1. Email bodies — replace RsvEmailTemplater with the engine. RsvEmailListener currently calls (new RsvEmailTemplater())->render(...) and pre-escapes values; switch it to the engine and drop the manual escaping (the engine escapes interpolations). Keep RsvEmailTemplater only if something else needs it; otherwise remove it and update references.
2. Form success message — replace the regex in RsvFormHtmlRenderer::draw_success_template() with the engine. Critical caveat: reservation_summary in the success message is not server data — it is the visitor's live selection, filled in the browser by assets/js/forms/RsvFormSender.js, which looks for the <div class="rsv-success-summary"> placeholder. So model reservation-summary as a registered custom element that, here, emits that exact placeholder div, so the existing client JS keeps working unchanged. Do not try to compute the summary server-side. The admin HTML is still sanitized with wp_kses_post before/around templating, as today.
3. Bootstrap — in rsv_bootstrap(), after the form registry block, fire the custom-element registration (or instantiate the engine's registry and register core elements) consistent with how the form element registry is built there.
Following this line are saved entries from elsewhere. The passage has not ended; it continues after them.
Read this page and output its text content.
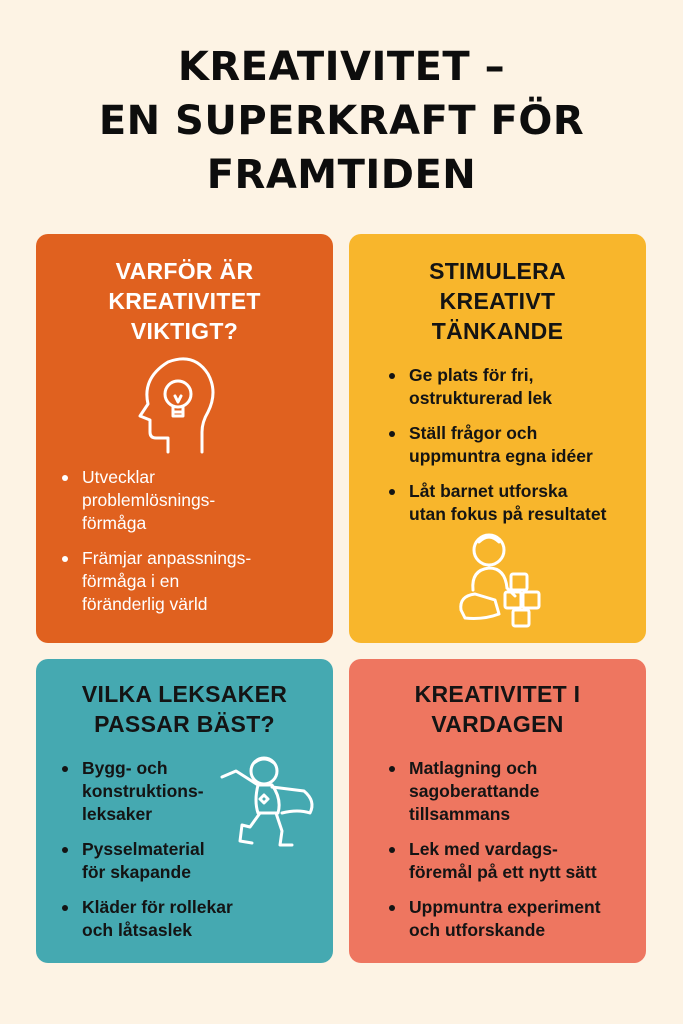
KREATIVITET –
EN SUPERKRAFT FÖR
FRAMTIDEN
VARFÖR ÄR
KREATIVITET
VIKTIGT?
Utvecklar
problemlösnings-
förmåga
Främjar anpassnings-
förmåga i en
föränderlig värld
STIMULERA
KREATIVT
TÄNKANDE
Ge plats för fri,
ostrukturerad lek
Ställ frågor och
uppmuntra egna idéer
Låt barnet utforska
utan fokus på resultatet
VILKA LEKSAKER
PASSAR BÄST?
Bygg- och
konstruktions-
leksaker
Pysselmaterial
för skapande
Kläder för rollekar
och låtsaslek
KREATIVITET I
VARDAGEN
Matlagning och
sagoberattande
tillsammans
Lek med vardags-
föremål på ett nytt sätt
Uppmuntra experiment
och utforskande
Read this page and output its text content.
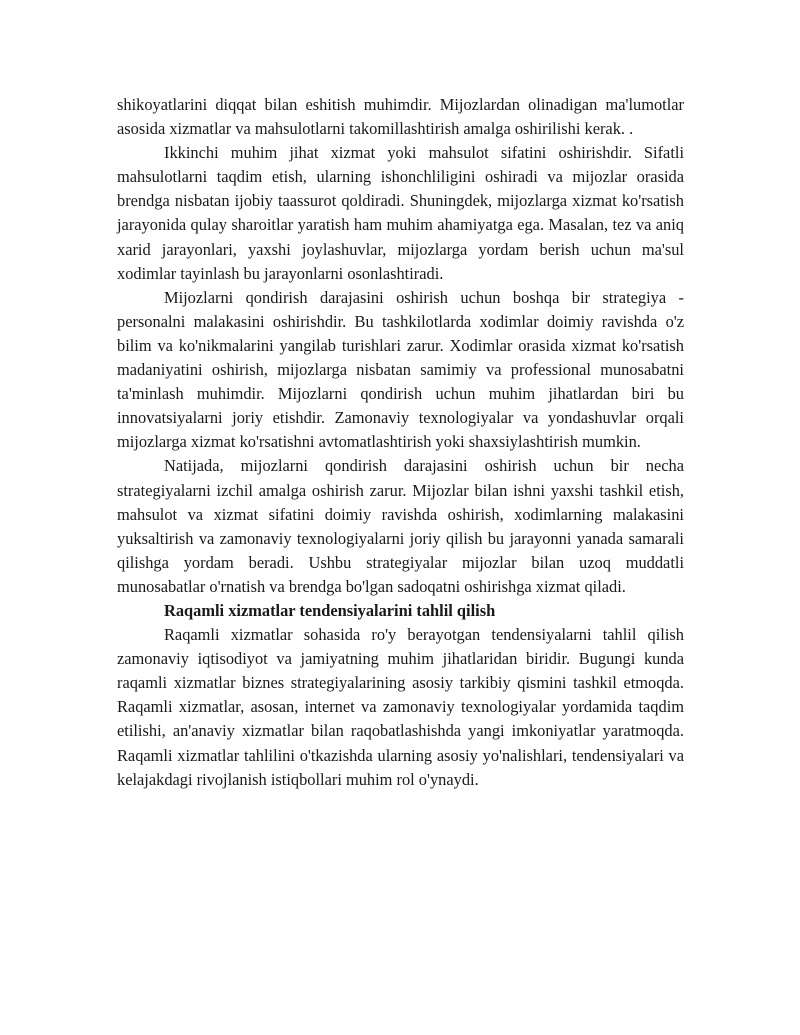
shikoyatlarini diqqat bilan eshitish muhimdir. Mijozlardan olinadigan ma'lumotlar asosida xizmatlar va mahsulotlarni takomillashtirish amalga oshirilishi kerak. .

Ikkinchi muhim jihat xizmat yoki mahsulot sifatini oshirishdir. Sifatli mahsulotlarni taqdim etish, ularning ishonchliligini oshiradi va mijozlar orasida brendga nisbatan ijobiy taassurot qoldiradi. Shuningdek, mijozlarga xizmat ko'rsatish jarayonida qulay sharoitlar yaratish ham muhim ahamiyatga ega. Masalan, tez va aniq xarid jarayonlari, yaxshi joylashuvlar, mijozlarga yordam berish uchun ma'sul xodimlar tayinlash bu jarayonlarni osonlashtiradi.

Mijozlarni qondirish darajasini oshirish uchun boshqa bir strategiya - personalni malakasini oshirishdir. Bu tashkilotlarda xodimlar doimiy ravishda o'z bilim va ko'nikmalarini yangilab turishlari zarur. Xodimlar orasida xizmat ko'rsatish madaniyatini oshirish, mijozlarga nisbatan samimiy va professional munosabatni ta'minlash muhimdir. Mijozlarni qondirish uchun muhim jihatlardan biri bu innovatsiyalarni joriy etishdir. Zamonaviy texnologiyalar va yondashuvlar orqali mijozlarga xizmat ko'rsatishni avtomatlashtirish yoki shaxsiylashtirish mumkin.

Natijada, mijozlarni qondirish darajasini oshirish uchun bir necha strategiyalarni izchil amalga oshirish zarur. Mijozlar bilan ishni yaxshi tashkil etish, mahsulot va xizmat sifatini doimiy ravishda oshirish, xodimlarning malakasini yuksaltirish va zamonaviy texnologiyalarni joriy qilish bu jarayonni yanada samarali qilishga yordam beradi. Ushbu strategiyalar mijozlar bilan uzoq muddatli munosabatlar o'rnatish va brendga bo'lgan sadoqatni oshirishga xizmat qiladi.

Raqamli xizmatlar tendensiyalarini tahlil qilish

Raqamli xizmatlar sohasida ro'y berayotgan tendensiyalarni tahlil qilish zamonaviy iqtisodiyot va jamiyatning muhim jihatlaridan biridir. Bugungi kunda raqamli xizmatlar biznes strategiyalarining asosiy tarkibiy qismini tashkil etmoqda. Raqamli xizmatlar, asosan, internet va zamonaviy texnologiyalar yordamida taqdim etilishi, an'anaviy xizmatlar bilan raqobatlashishda yangi imkoniyatlar yaratmoqda. Raqamli xizmatlar tahlilini o'tkazishda ularning asosiy yo'nalishlari, tendensiyalari va kelajakdagi rivojlanish istiqbollari muhim rol o'ynaydi.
Conventions & constraints (do not skip)

• Match module style, not includes/ style: Rsv class prefix, snake_case methods, typed properties, PHP 8.0 features. Files namespaced Reservair\Templating.
• Doc comments state intent, not mechanics — say what/why, never narrate the loop. (This is a standing rule in this repo.)
• No new Composer dependencies unless genuinely unavoidable; the JSON Path subset and HTML parsing are small enough to implement in-module. If you believe a dependency is warranted, stop and justify it instead of adding it silently.
• No database, no migrations — this module is pure text transformation.
• Security: never emit unescaped submitted data; escape interpolations, sanitize admin HTML with wp_kses_post at the boundary as today, and treat custom-element output as trusted-by-registration.
• Ship modules/Templating/README.md (Why / Usage / API reference / Notes), and delete or update TEMPLATING.md-superseded code so there is exactly one templating path.

Definition of done

• modules/Templating/ exists with the engine, HTML frontend, node tree, custom-element registry + interface, JSON Path resolver, validation, a module exception, and README.md.
• rsv-template-register-custom-elements action is fired by the module and consumed from rsv_bootstrap(); reservation-summary is registered there.
• Email bodies and form success messages render through the engine; existing templates ({{ name }}, {{ reservation_summary }}) behave exactly as before, including client-side summary fill.
• RsvEmailTemplater and the success-message regex are gone (or justified).
• composer lint (phpcs, phpstan, psalm — see composer.json scripts) passes clean on the new and changed files.
• README includes at least one worked example for each use case (email, success message) and a custom-element registration example.

If anything in TEMPLATING.md is ambiguous, prefer the simpler reading and note the decision in the README rather than expanding the language.